The long running debate amongst scholars as to whether Greeks descended from the Mycenaeans is closer to being put to bed once and for all.
A recently conducted study into ancient DNA from 19 human remains suggests that today’s living Greeks are in fact descendants of the Mycenaeans with a small proportion of DNA found to be from later migrations to Greece.
Published on Wednesday in the advanced online edition of journal Nature, the DNA used included four Mycenaeans from the archaeological site at Mycenae and other cemeteries on the Greek mainland dating from 1700 B.C.E. to 1200 B.C.E, 10 Minoans from Crete from around 2900 B.C.E to 1700 B.C.E, and five people from other early farming or Bronze Age (5400 B.C.E. to 1340 B.C.E.) cultures in Greece and Turkey.

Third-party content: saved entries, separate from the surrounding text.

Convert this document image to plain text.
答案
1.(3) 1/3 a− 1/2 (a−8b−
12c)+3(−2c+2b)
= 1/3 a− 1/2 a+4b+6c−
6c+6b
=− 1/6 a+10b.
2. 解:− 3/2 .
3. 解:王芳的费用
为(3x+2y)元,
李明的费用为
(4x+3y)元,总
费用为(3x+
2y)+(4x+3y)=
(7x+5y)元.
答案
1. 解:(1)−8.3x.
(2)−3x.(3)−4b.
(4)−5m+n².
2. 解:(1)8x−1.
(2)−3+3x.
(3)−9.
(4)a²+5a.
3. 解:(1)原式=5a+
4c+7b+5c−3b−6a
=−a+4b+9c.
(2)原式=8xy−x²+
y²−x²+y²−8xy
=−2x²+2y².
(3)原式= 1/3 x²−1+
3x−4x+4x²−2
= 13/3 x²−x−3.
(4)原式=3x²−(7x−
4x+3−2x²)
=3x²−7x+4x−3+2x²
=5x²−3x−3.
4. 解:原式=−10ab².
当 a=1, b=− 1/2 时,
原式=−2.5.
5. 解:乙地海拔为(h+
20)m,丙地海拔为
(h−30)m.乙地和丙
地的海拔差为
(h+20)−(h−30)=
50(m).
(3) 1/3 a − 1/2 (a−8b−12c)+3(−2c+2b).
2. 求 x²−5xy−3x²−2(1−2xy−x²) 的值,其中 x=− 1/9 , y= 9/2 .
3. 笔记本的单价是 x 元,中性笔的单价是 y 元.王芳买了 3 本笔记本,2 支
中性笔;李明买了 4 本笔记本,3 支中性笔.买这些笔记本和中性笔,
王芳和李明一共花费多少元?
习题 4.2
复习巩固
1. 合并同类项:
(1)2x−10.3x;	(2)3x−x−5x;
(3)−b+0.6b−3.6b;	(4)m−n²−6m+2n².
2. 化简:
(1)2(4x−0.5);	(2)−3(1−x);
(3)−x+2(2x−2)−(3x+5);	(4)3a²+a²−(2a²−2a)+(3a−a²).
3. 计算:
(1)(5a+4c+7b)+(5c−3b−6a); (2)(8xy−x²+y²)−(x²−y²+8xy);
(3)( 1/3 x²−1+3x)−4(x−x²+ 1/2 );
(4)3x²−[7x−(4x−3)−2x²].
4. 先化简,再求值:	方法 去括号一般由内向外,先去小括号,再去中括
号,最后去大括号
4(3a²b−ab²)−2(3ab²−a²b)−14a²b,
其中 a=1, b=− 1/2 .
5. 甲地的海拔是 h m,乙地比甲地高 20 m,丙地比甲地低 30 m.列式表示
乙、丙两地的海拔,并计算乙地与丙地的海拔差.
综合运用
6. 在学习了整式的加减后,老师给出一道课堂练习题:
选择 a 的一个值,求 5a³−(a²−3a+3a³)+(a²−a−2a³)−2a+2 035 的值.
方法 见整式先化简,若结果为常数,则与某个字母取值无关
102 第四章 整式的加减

An international team of researchers and archaeologists led by University of Washington professor of genome sciences and medicine, George Stamatoyannopoulos compared 1.2 million letters of genetic code across the genomes with those of 334 other ancient people from around the world and 30 modern Greeks to study how they were potentially related to one another.
The closest match was between the ancient Mycenaeans who inhabited mainland Greece and the Aegean, and the Minoans from Crete and modern day Greeks.
While the Minoans and Mycenaeans spoke and wrote different languages, they both carried genes for brown hair and eyes, their similarities in appearance documented by artists on frescoes and pottery.
It was discovered that each group had gotten three-quarters of its DNA from early farmers who lived in Greece and also southwestern Anatolia (now part of modern day Turkey), and that they had also inherited DNA from eastern Caucasus, near modern-day Iran before the Mycenaeans split from the Minoans.
One difference however was found in the Mycenaeans’ DNA, of which 4-16 per cent came from Eastern Europe or Northern Eurasia, which is one of the three ancestral populations of present-day Europeans also found in modern Greeks.
“Minoans, Mycenaeans, and modern Greeks also had some ancestry related to the ancient people of the Caucasus, Armenia, and Iran. This finding suggests that some migration occurred in the Aegean and southwestern Anatolia from further east after the time of the earliest farmers,” said co-leader of the study, population geneticist from Harvard University Iosif Lazaridis.
Meanwhile the continuity discovered between the Mycenaeans and living people of Greece suggests that major components of Greeks’ ancestry were in fact already in place by the Bronze Age.
The study’s findings are particularly exciting given that they have opened up the next chapter in the genetic history of western Eurasia – the Bronze Age Mediterranean, showing that it is possible to retrieve ancient DNA from the eastern Mediterranean.
While the study has not provided answers to all questions, it has dispelled the theory that modern Greeks did not descend from the Mycenaeans and other ancient Greek populations.